Sanatçı İstanbul panoramasını kendisini çok etkilediği belli olan ahşap konut dokusunun hâkimiyetinde yansıtır. Öylesine ki daha sonra ayrı bir çizimini yapacağı Ayasofya’nın kent siluetine etkisi hemen tümüyle kaybolmuştur. Buna rağmen Yedikule resmin en solunda, tam da kentin başlangıç noktasında neredeyse bağımsız bir yapı olarak kent dokusundan sıyrılır. Detayı fark etmek zor olsa da yapı denize doğru konumlanmış gibidir, orijinalinden farklı bir perspektifle yansıtılmıştır.
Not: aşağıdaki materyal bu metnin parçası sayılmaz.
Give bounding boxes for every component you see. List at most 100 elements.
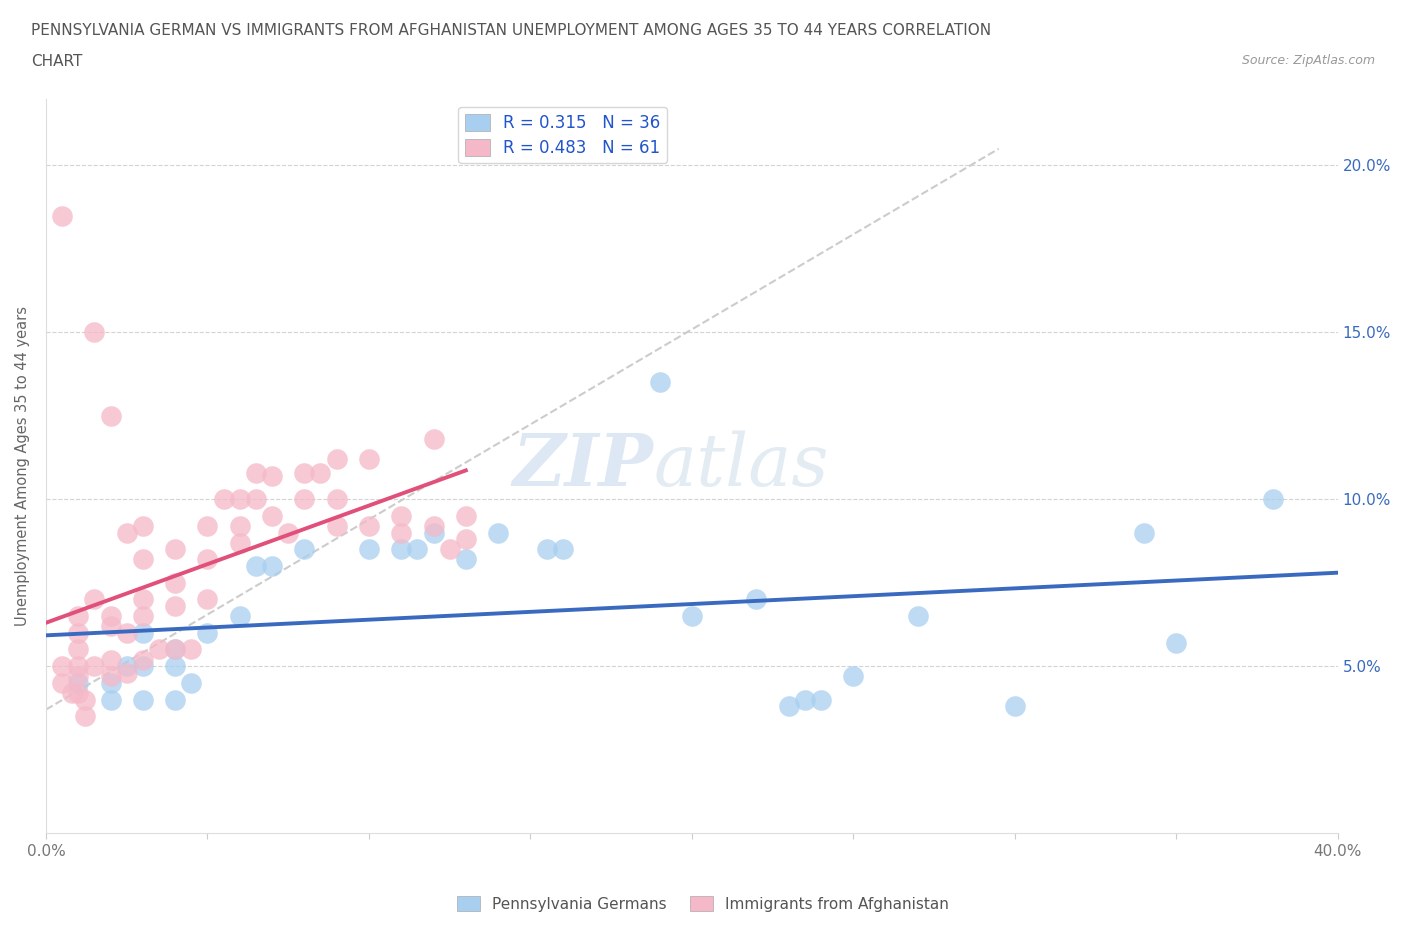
Point — [1263, 492, 1285, 507]
Point — [245, 559, 267, 574]
Point — [454, 551, 477, 566]
Point — [778, 698, 800, 713]
Point — [907, 608, 929, 623]
Point — [551, 542, 574, 557]
Point — [197, 592, 219, 607]
Point — [67, 685, 90, 700]
Text: Source: ZipAtlas.com: Source: ZipAtlas.com — [1241, 54, 1375, 67]
Point — [51, 675, 73, 690]
Point — [73, 692, 96, 707]
Point — [51, 658, 73, 673]
Legend: Pennsylvania Germans, Immigrants from Afghanistan: Pennsylvania Germans, Immigrants from Af… — [451, 889, 955, 918]
Point — [132, 608, 155, 623]
Point — [67, 625, 90, 640]
Point — [165, 576, 187, 591]
Point — [292, 492, 315, 507]
Point — [229, 519, 252, 534]
Point — [454, 509, 477, 524]
Text: PENNSYLVANIA GERMAN VS IMMIGRANTS FROM AFGHANISTAN UNEMPLOYMENT AMONG AGES 35 TO: PENNSYLVANIA GERMAN VS IMMIGRANTS FROM A… — [31, 23, 991, 38]
Point — [212, 492, 235, 507]
Point — [115, 625, 138, 640]
Point — [165, 692, 187, 707]
Point — [100, 692, 122, 707]
Point — [67, 675, 90, 690]
Point — [229, 536, 252, 551]
Point — [648, 375, 671, 390]
Text: atlas: atlas — [654, 431, 828, 501]
Point — [67, 669, 90, 684]
Point — [197, 625, 219, 640]
Point — [229, 492, 252, 507]
Point — [148, 642, 170, 657]
Point — [260, 509, 283, 524]
Text: ZIP: ZIP — [512, 431, 654, 501]
Point — [389, 509, 412, 524]
Point — [197, 551, 219, 566]
Point — [60, 685, 83, 700]
Point — [132, 592, 155, 607]
Point — [100, 675, 122, 690]
Point — [389, 542, 412, 557]
Point — [389, 525, 412, 540]
Point — [1004, 698, 1026, 713]
Point — [100, 652, 122, 667]
Point — [357, 519, 380, 534]
Point — [115, 658, 138, 673]
Point — [100, 669, 122, 684]
Point — [115, 525, 138, 540]
Point — [793, 692, 815, 707]
Legend: R = 0.315   N = 36, R = 0.483   N = 61: R = 0.315 N = 36, R = 0.483 N = 61 — [458, 107, 668, 164]
Point — [132, 519, 155, 534]
Point — [277, 525, 299, 540]
Point — [83, 592, 105, 607]
Point — [745, 592, 768, 607]
Point — [100, 608, 122, 623]
Point — [422, 525, 444, 540]
Point — [132, 692, 155, 707]
Point — [260, 559, 283, 574]
Point — [83, 658, 105, 673]
Point — [165, 599, 187, 614]
Point — [67, 642, 90, 657]
Point — [51, 208, 73, 223]
Point — [67, 658, 90, 673]
Point — [165, 642, 187, 657]
Point — [357, 542, 380, 557]
Point — [292, 465, 315, 480]
Point — [165, 542, 187, 557]
Point — [132, 652, 155, 667]
Point — [229, 608, 252, 623]
Point — [486, 525, 509, 540]
Point — [132, 658, 155, 673]
Point — [180, 675, 202, 690]
Point — [810, 692, 832, 707]
Point — [180, 642, 202, 657]
Point — [454, 532, 477, 547]
Point — [536, 542, 558, 557]
Point — [260, 469, 283, 484]
Point — [292, 542, 315, 557]
Point — [357, 452, 380, 467]
Point — [325, 519, 347, 534]
Point — [1166, 635, 1188, 650]
Point — [83, 325, 105, 339]
Point — [67, 608, 90, 623]
Point — [325, 492, 347, 507]
Point — [325, 452, 347, 467]
Text: CHART: CHART — [31, 54, 83, 69]
Point — [197, 519, 219, 534]
Point — [165, 658, 187, 673]
Y-axis label: Unemployment Among Ages 35 to 44 years: Unemployment Among Ages 35 to 44 years — [15, 306, 30, 626]
Point — [132, 551, 155, 566]
Point — [309, 465, 332, 480]
Point — [100, 408, 122, 423]
Point — [115, 666, 138, 681]
Point — [245, 465, 267, 480]
Point — [100, 618, 122, 633]
Point — [422, 519, 444, 534]
Point — [681, 608, 703, 623]
Point — [439, 542, 461, 557]
Point — [422, 432, 444, 446]
Point — [132, 625, 155, 640]
Point — [73, 709, 96, 724]
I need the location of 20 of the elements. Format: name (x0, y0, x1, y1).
Yedikule’nin gerçeğe çok uygun ayrıntılarla betimlendiği folyo ise başlı başına bir tarihî belge niteliğindedir. Scarella’nın eseri bir resim albümünden ibaret olduğundan bilgileri nasıl edindiğine dair elimizde açıklayıcı metinler yok ne yazık ki. Diğer taraftan 20 maddeden oluşan lejant bölümü, Scarella’nın çizim yapmak dışında kapsamlı bir hazırlık sürecine gereken önemi verdiğini ve yapıyı bir mihmandar eşliğinde gezerek bilgi topladığını gözler önüne serer.
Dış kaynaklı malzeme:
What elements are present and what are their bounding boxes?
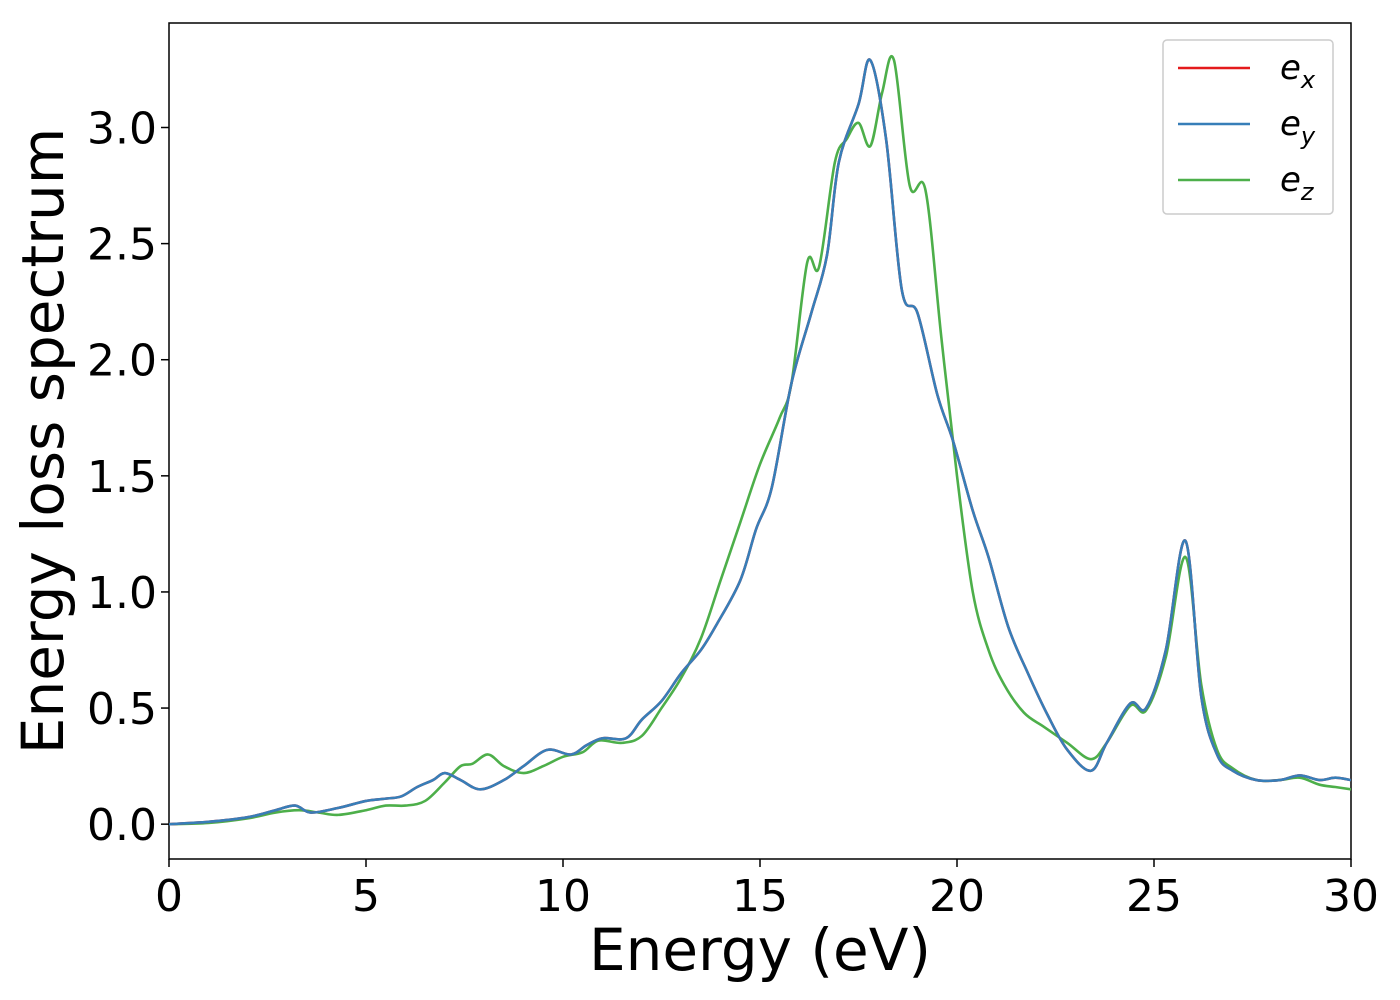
legend-label-ey: ey [1280,104,1316,150]
x-tick-label: 30 [1323,871,1379,922]
x-tick-label: 25 [1126,871,1182,922]
series-line-e-z [169,55,1351,826]
x-tick-label: 10 [535,871,591,922]
y-axis-ticks: 0.0 0.5 1.0 1.5 2.0 2.5 3.0 [87,104,169,851]
series-line-e-y [169,58,1351,826]
y-tick-label: 2.0 [87,336,157,387]
x-axis-label: Energy (eV) [589,916,931,984]
x-tick-label: 15 [732,871,788,922]
x-tick-label: 0 [155,871,183,922]
x-tick-label: 5 [352,871,380,922]
legend-label-ez: ez [1280,160,1315,206]
legend-box [1162,39,1334,215]
y-tick-label: 1.5 [87,452,157,503]
legend: ex ey ez [1162,39,1334,215]
y-tick-label: 3.0 [87,104,157,155]
series-layer [169,55,1351,826]
y-tick-label: 2.5 [87,220,157,271]
y-axis-label: Energy loss spectrum [9,128,77,754]
y-tick-label: 0.5 [87,684,157,735]
y-tick-label: 0.0 [87,800,157,851]
x-axis-ticks: 0 5 10 15 20 25 30 [155,859,1379,922]
x-tick-label: 20 [929,871,985,922]
y-tick-label: 1.0 [87,568,157,619]
legend-label-ex: ex [1280,48,1316,94]
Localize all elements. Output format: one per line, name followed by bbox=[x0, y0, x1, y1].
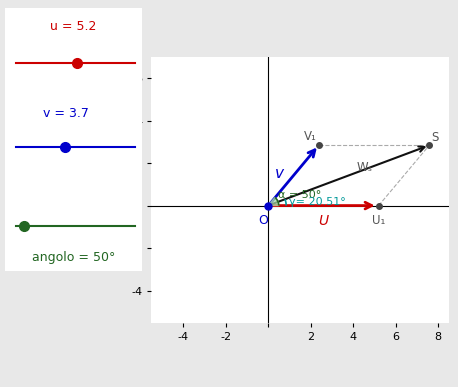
Text: Wₛ: Wₛ bbox=[356, 161, 372, 175]
Text: angolo = 50°: angolo = 50° bbox=[32, 251, 115, 264]
Polygon shape bbox=[268, 197, 279, 205]
Text: O: O bbox=[258, 214, 268, 227]
Text: α = 50°: α = 50° bbox=[278, 190, 322, 200]
Text: v: v bbox=[275, 166, 284, 181]
Text: S: S bbox=[431, 131, 439, 144]
Text: V₁: V₁ bbox=[304, 130, 316, 143]
Text: U₁: U₁ bbox=[372, 214, 385, 227]
Text: v = 3.7: v = 3.7 bbox=[44, 106, 89, 120]
Text: u = 5.2: u = 5.2 bbox=[50, 20, 97, 33]
Text: γ= 20.51°: γ= 20.51° bbox=[289, 197, 346, 207]
FancyBboxPatch shape bbox=[2, 2, 145, 276]
Text: U: U bbox=[318, 214, 328, 228]
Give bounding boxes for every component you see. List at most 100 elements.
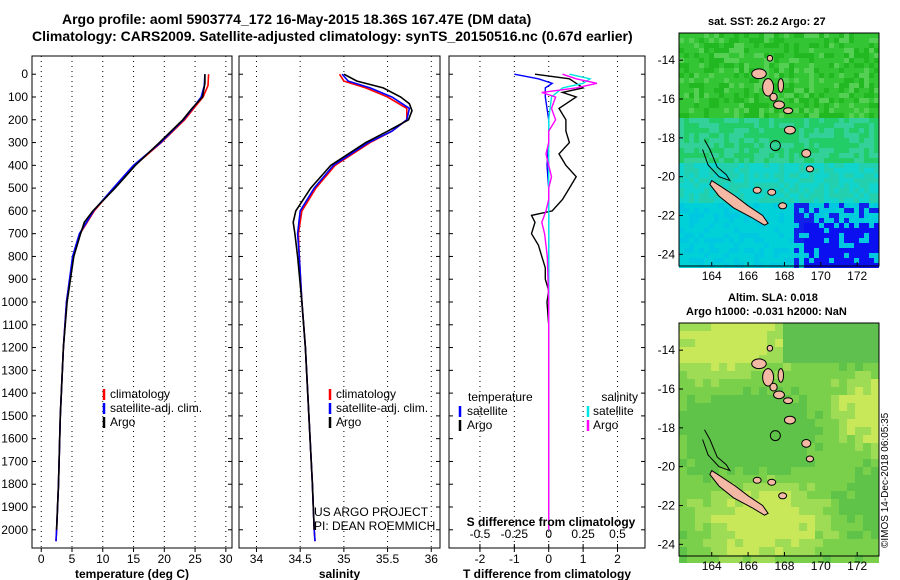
map-cell: [794, 158, 799, 163]
map-cell: [774, 78, 779, 83]
map-cell: [724, 53, 729, 58]
map-cell: [684, 233, 689, 238]
map-cell: [784, 33, 789, 38]
map-cell: [769, 113, 774, 118]
map-cell: [759, 419, 767, 427]
map-cell: [719, 339, 727, 347]
map-cell: [794, 188, 799, 193]
map-cell: [719, 363, 727, 371]
map-cell: [799, 499, 807, 507]
map-cell: [769, 253, 774, 258]
map-cell: [855, 387, 863, 395]
map-cell: [784, 198, 789, 203]
map-cell: [794, 183, 799, 188]
map-cell: [815, 539, 823, 547]
map-cell: [744, 193, 749, 198]
map-cell: [744, 243, 749, 248]
map-cell: [735, 363, 743, 371]
map-cell: [804, 98, 809, 103]
legend-label-1-2: Argo: [336, 415, 362, 429]
map-tick-label-y-4-2: -18: [658, 421, 676, 435]
map-cell: [694, 93, 699, 98]
map-cell: [783, 443, 791, 451]
map-cell: [859, 153, 864, 158]
map-cell: [859, 193, 864, 198]
tick-label-y-11: 1100: [2, 318, 28, 332]
map-cell: [714, 213, 719, 218]
map-cell: [869, 173, 874, 178]
map-cell: [807, 403, 815, 411]
map-cell: [724, 58, 729, 63]
map-cell: [744, 248, 749, 253]
map-cell: [789, 98, 794, 103]
map-cell: [689, 253, 694, 258]
map-cell: [791, 539, 799, 547]
map-cell: [699, 33, 704, 38]
map-cell: [734, 243, 739, 248]
map-cell: [854, 148, 859, 153]
map-cell: [729, 138, 734, 143]
map-cell: [799, 363, 807, 371]
map-cell: [847, 355, 855, 363]
map-cell: [687, 555, 695, 563]
map-cell: [799, 73, 804, 78]
map-cell: [769, 173, 774, 178]
map-cell: [694, 53, 699, 58]
map-cell: [864, 118, 869, 123]
map-cell: [784, 228, 789, 233]
map-cell: [689, 108, 694, 113]
legend-label-0-2: Argo: [110, 415, 136, 429]
map-cell: [743, 507, 751, 515]
map-cell: [855, 507, 863, 515]
map-cell: [751, 515, 759, 523]
map-cell: [869, 253, 874, 258]
map-cell: [824, 238, 829, 243]
map-cell: [834, 53, 839, 58]
map-cell: [819, 33, 824, 38]
island-vanuatu-4-9: [766, 344, 774, 352]
map-tick-label-y-4-3: -20: [658, 460, 676, 474]
map-cell: [804, 193, 809, 198]
map-cell: [767, 547, 775, 555]
map-cell: [699, 163, 704, 168]
map-cell: [767, 491, 775, 499]
map-cell: [774, 158, 779, 163]
map-cell: [764, 143, 769, 148]
map-cell: [759, 243, 764, 248]
map-cell: [743, 483, 751, 491]
map-cell: [799, 238, 804, 243]
map-cell: [694, 218, 699, 223]
map-cell: [791, 459, 799, 467]
map-cell: [739, 93, 744, 98]
map-cell: [815, 515, 823, 523]
map-cell: [839, 459, 847, 467]
map-cell: [704, 73, 709, 78]
map-cell: [855, 435, 863, 443]
map-cell: [744, 123, 749, 128]
map-cell: [744, 213, 749, 218]
map-cell: [759, 153, 764, 158]
map-cell: [799, 223, 804, 228]
map-cell: [724, 218, 729, 223]
map-cell: [864, 63, 869, 68]
map-cell: [749, 253, 754, 258]
map-cell: [829, 133, 834, 138]
map-cell: [743, 363, 751, 371]
map-cell: [744, 83, 749, 88]
map-cell: [834, 33, 839, 38]
map-cell: [804, 178, 809, 183]
map-cell: [864, 158, 869, 163]
map-cell: [874, 208, 879, 213]
map-cell: [734, 98, 739, 103]
map-cell: [807, 419, 815, 427]
map-cell: [834, 158, 839, 163]
map-cell: [855, 331, 863, 339]
map-cell: [695, 387, 703, 395]
map-cell: [754, 153, 759, 158]
map-cell: [789, 173, 794, 178]
map-cell: [751, 411, 759, 419]
map-cell: [679, 223, 684, 228]
map-cell: [703, 467, 711, 475]
map-cell: [824, 158, 829, 163]
map-cell: [789, 218, 794, 223]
Scarella listesinin ilk yedi maddesinde Yedikule’ye dair öğrendiği isimleri aktarır. Ardından kapılardan söz eder. Son zamanlardaki çalışmalarda çok daha netlikle açığa çıkan ve aslında 20. yüzyıl başına değin tamam hâlde gözlemlenebilen camiyi (Fatih Mescidi) çizerek 9 numarayla işaretler. Burayla ilgili diğer birçok çizimde olduğu gibi, minare yapısı sanatçıyı en etkileyen unsurlar arasında öne çıkar. Scarella minareyi formuna sadık kalarak, ancak boyut olarak orantısız sayılabilecek ölçekte betimler. Yolun hemen kenarında, Yedikule’nin merkezinde bir referans noktası olarak durmaktadır.
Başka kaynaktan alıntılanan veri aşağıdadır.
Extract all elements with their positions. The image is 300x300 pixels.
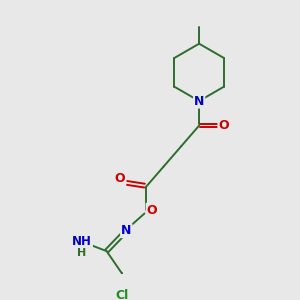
Text: N: N — [121, 224, 131, 237]
Text: O: O — [115, 172, 125, 185]
Text: O: O — [147, 204, 157, 217]
Text: Cl: Cl — [115, 289, 128, 300]
Text: N: N — [194, 94, 204, 107]
Text: H: H — [77, 248, 86, 258]
Text: O: O — [218, 119, 229, 132]
Text: NH: NH — [72, 235, 92, 248]
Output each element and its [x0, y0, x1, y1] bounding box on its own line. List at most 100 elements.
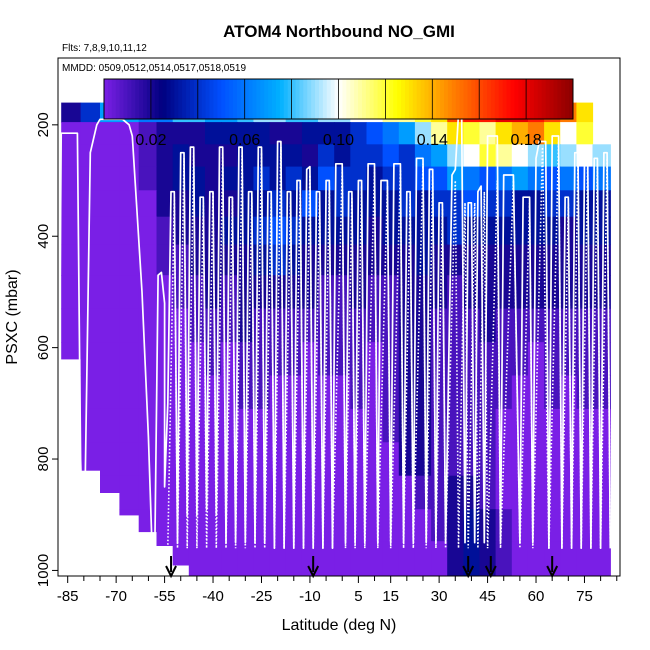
- x-tick-label: -40: [202, 588, 224, 605]
- x-tick-label: -70: [105, 588, 127, 605]
- heatmap-cell: [318, 541, 335, 576]
- colorbar-cell: [225, 79, 230, 119]
- colorbar-cell: [287, 79, 293, 119]
- x-axis-label: Latitude (deg N): [282, 617, 397, 634]
- heatmap-cell: [511, 216, 529, 246]
- heatmap-cell: [592, 509, 611, 542]
- heatmap-cell: [237, 122, 254, 145]
- heatmap-cell: [80, 442, 101, 471]
- colorbar-cell: [381, 79, 386, 119]
- colorbar-cell: [119, 79, 125, 119]
- heatmap-cell: [527, 541, 545, 576]
- colorbar-cell: [401, 79, 406, 119]
- colorbar-cell: [131, 79, 136, 119]
- colorbar-cell: [533, 79, 539, 119]
- colorbar-cell: [346, 79, 351, 119]
- heatmap-cell: [285, 122, 303, 145]
- heatmap-cell: [188, 342, 206, 377]
- heatmap-cell: [414, 144, 432, 168]
- heatmap-cell: [544, 308, 561, 343]
- heatmap-cell: [318, 166, 335, 191]
- colorbar-cell: [369, 79, 375, 119]
- colorbar: 0.02 0.06 0.10 0.14 0.18: [103, 78, 574, 149]
- colorbar-cell: [361, 79, 367, 119]
- heatmap-cell: [138, 275, 158, 310]
- heatmap-cell: [447, 541, 464, 576]
- heatmap-cell: [366, 475, 384, 510]
- colorbar-cell: [385, 79, 390, 119]
- heatmap-cell: [119, 442, 140, 477]
- heatmap-cell: [366, 509, 384, 542]
- heatmap-cell: [221, 122, 238, 145]
- heatmap-cell: [119, 216, 140, 246]
- heatmap-cell: [431, 144, 448, 168]
- x-tick-label: -85: [57, 588, 79, 605]
- colorbar-cell: [111, 79, 117, 119]
- heatmap-cell: [237, 166, 254, 191]
- heatmap-cell: [301, 541, 319, 576]
- colorbar-cell: [272, 79, 277, 119]
- heatmap-cell: [205, 541, 222, 576]
- colorbar-cell: [229, 79, 234, 119]
- colorbar-cell: [232, 79, 238, 119]
- heatmap-cell: [511, 375, 529, 410]
- heatmap-cell: [119, 244, 140, 276]
- heatmap-cell: [237, 375, 254, 410]
- heatmap-cell: [80, 244, 101, 276]
- heatmap-cell: [495, 308, 513, 343]
- colorbar-cell: [244, 79, 250, 119]
- colorbar-lines: [150, 79, 574, 119]
- heatmap-cell: [447, 475, 464, 510]
- colorbar-cell: [338, 79, 343, 119]
- heatmap-cell: [237, 275, 254, 310]
- colorbar-cell: [127, 79, 132, 119]
- heatmap-cell: [188, 244, 206, 276]
- heatmap-cell: [431, 122, 448, 145]
- heatmap-cell: [431, 166, 448, 191]
- heatmap-cell: [100, 144, 120, 168]
- heatmap-cell: [544, 275, 561, 310]
- colorbar-cell: [166, 79, 171, 119]
- heatmap-cell: [527, 342, 545, 377]
- colorbar-cell: [182, 79, 187, 119]
- heatmap-cell: [447, 375, 464, 410]
- heatmap-cell: [560, 541, 577, 576]
- colorbar-cell: [217, 79, 222, 119]
- colorbar-cell: [498, 79, 504, 119]
- heatmap-cell: [237, 190, 254, 218]
- heatmap-cell: [592, 275, 611, 310]
- colorbar-cell: [471, 79, 476, 119]
- heatmap-cell: [138, 442, 158, 477]
- heatmap-cell: [382, 275, 400, 310]
- y-tick-label: 200: [35, 112, 52, 137]
- heatmap-cell: [511, 244, 529, 276]
- heatmap-cell: [119, 475, 140, 510]
- heatmap-cell: [495, 275, 513, 310]
- heatmap-cell: [560, 166, 577, 191]
- heatmap-cell: [382, 375, 400, 410]
- heatmap-cell: [495, 509, 513, 542]
- colorbar-cell: [205, 79, 211, 119]
- heatmap-cell: [334, 122, 351, 145]
- colorbar-cell: [358, 79, 363, 119]
- heatmap-cell: [269, 122, 287, 145]
- heatmap-cell: [495, 122, 513, 145]
- colorbar-cell: [447, 79, 453, 119]
- colorbar-cell: [373, 79, 379, 119]
- colorbar-cell: [494, 79, 500, 119]
- flights-note: Flts: 7,8,9,10,11,12: [62, 43, 147, 54]
- colorbar-cell: [315, 79, 320, 119]
- plot-frame: [57, 57, 621, 577]
- colorbar-tick-label: 0.18: [511, 132, 542, 149]
- colorbar-cell: [123, 79, 128, 119]
- heatmap-cell: [495, 475, 513, 510]
- heatmap-cell: [511, 166, 529, 191]
- heatmap-cell: [414, 509, 432, 542]
- heatmap-cell: [119, 275, 140, 310]
- colorbar-cell: [268, 79, 273, 119]
- heatmap-cell: [479, 122, 497, 145]
- chart-title: ATOM4 Northbound NO_GMI: [223, 22, 455, 41]
- heatmap-cell: [138, 190, 158, 218]
- colorbar-cell: [107, 79, 113, 119]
Yine son kazı çalışmalarında ortaya çıkan Osmanlı caddesi Scarella’nın betiminde net şekilde görülür. Ziyaretinden kısa süre önce (1660) Yedikule’de idam edilerek buraya defnedilen Deli Hüseyin Paşa’nın mezarını ismini de vererek 11 numarayla işaretlemiş olması yine albümde bir metin yer almadığı hâlde, Scarella’nın ziyaret ettiği yerler konusunda kapsamlı bilgi aldığının kanıtıdır. Her ne kadar “Altın Kapı” gibi ifadelere yer verse de (12) bunun Roma, Bizans dünyası açısından işlevine tek kelimeyle bile değinmeyişi onun nesnel yaklaşımına işaret eder. Hatta en dışarıdaki kapıyı “Altın Kapı”, ancak surların üzerindeki ana kapıyı “sur üzerindeki üç kapılar” diye belirtmekle yetinir.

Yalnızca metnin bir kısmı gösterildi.